What is going on here?

Short answer: I’m starting a 2004-style personal blog. Longer answer: this is where I’ll post updates, rants, build notes, half-baked theories, and the occasional overexcited mansplain when I learn something cool. Expect a blend of signal (useful stuff I’ve actually tried) and static (me thinking out loud). Both have value, and if you were wondering what is going on here, that’s it.

I’m a hobby collector. I pick up a new skill, sport, task, or project and go to town—learn fast, make a thing, sometimes even ship it. Then the season changes and that obsession fades. That’s fine. Not everything has to become a life-long endeavor or a business. Writing here helps me keep the good bits so Future Me doesn’t have to relearn them.

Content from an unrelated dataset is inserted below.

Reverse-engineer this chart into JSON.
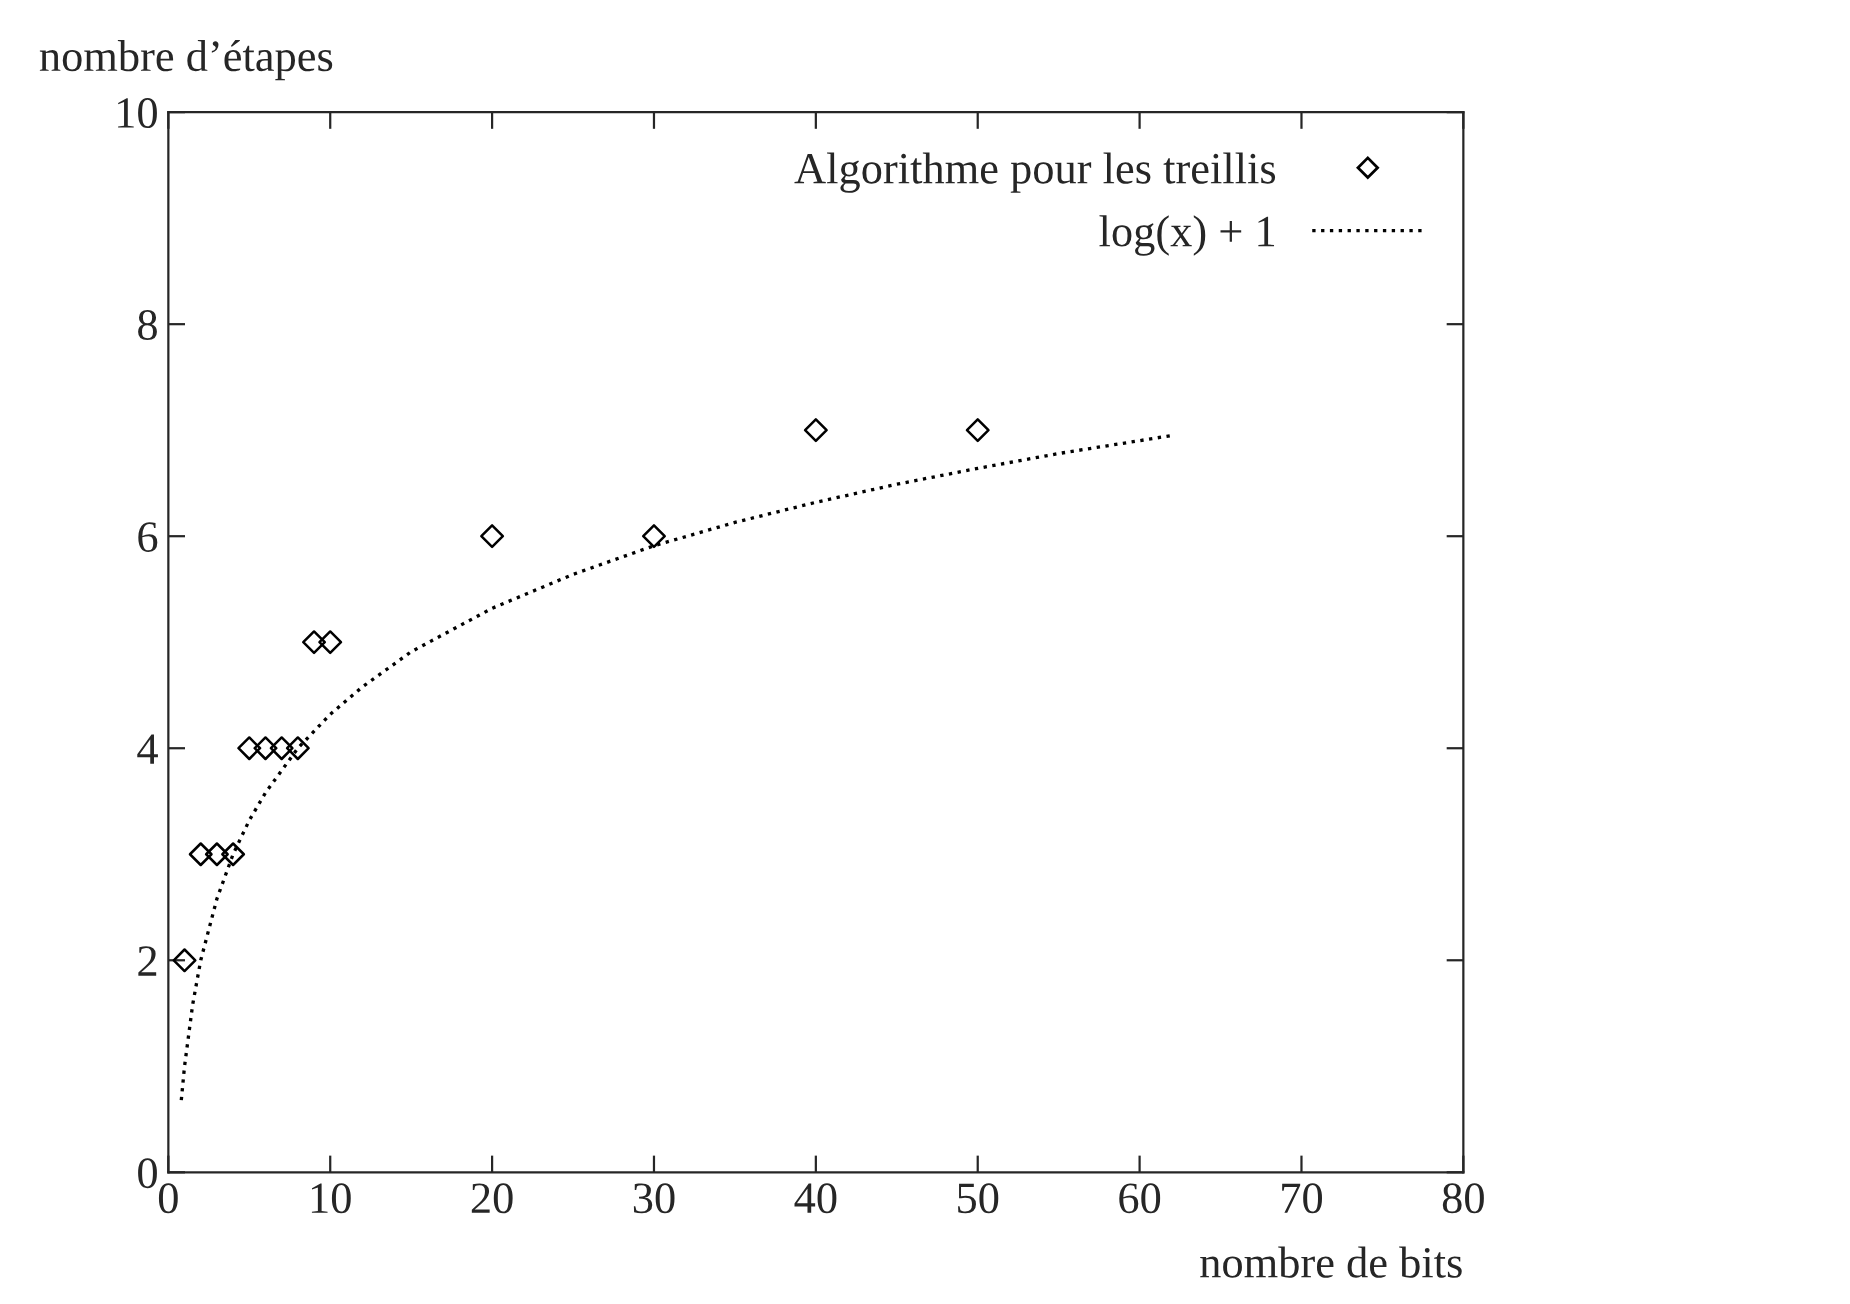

What you’ll probably see here

  • Build logs & how-tos. Microcontrollers, sensors, oddball gadgets, dashboards, shop tweaks—if I can wire it, code it, print it, or bolt it, it might show up.

  • Shop projects. 3D prints, small fabrication, RC builds, tool setups, workflow experiments.

  • Fitness & experiments. Running plans, race prep, and the systems that keep me consistent.

  • Web & content tinkering. Theme experiments, tiny site tweaks, and notes that help humans (including me).

  • Random enthusiasms. Some weeks the most interesting thing is a spreadsheet. Or a new clamp. Or a Latin motto on a patch. Roll with it.

Why write it down?

Because writing forces clarity. If I can explain a thing simply, I probably understand it. Publishing here creates a searchable brain I can link back to later.

What this is not

  • A polished magazine. Expect typos, quick posts, and edits after the fact.

  • A promise of daily content. I’ll post when there’s something worth sharing.

  • A single-topic site. The niche is… me. If that’s your jam, welcome.

Ground rules (for me)

  1. Ship small, ship often. Short posts beat unwritten masterpieces.

  2. Show the work. Photos, code snippets, parts lists, failure notes.

  3. Name the constraints. Tools, budget, time, environment.

  4. Keep the receipts. Links to resources, templates, files when possible.

  5. Be useful to Future Me (and maybe you).

If you were still asking what is going on here?—it’s a living notebook. I’ll probably add a simple “now” page, start a couple ongoing build threads, and keep some reference posts updated. After that, whatever’s on the bench. Keep an eye on signalsandstatic.com


TL;DR: A 2004-style personal blog as a living notebook. Builds, notes, and experiments across hobbies. Not polished, but honest and useful.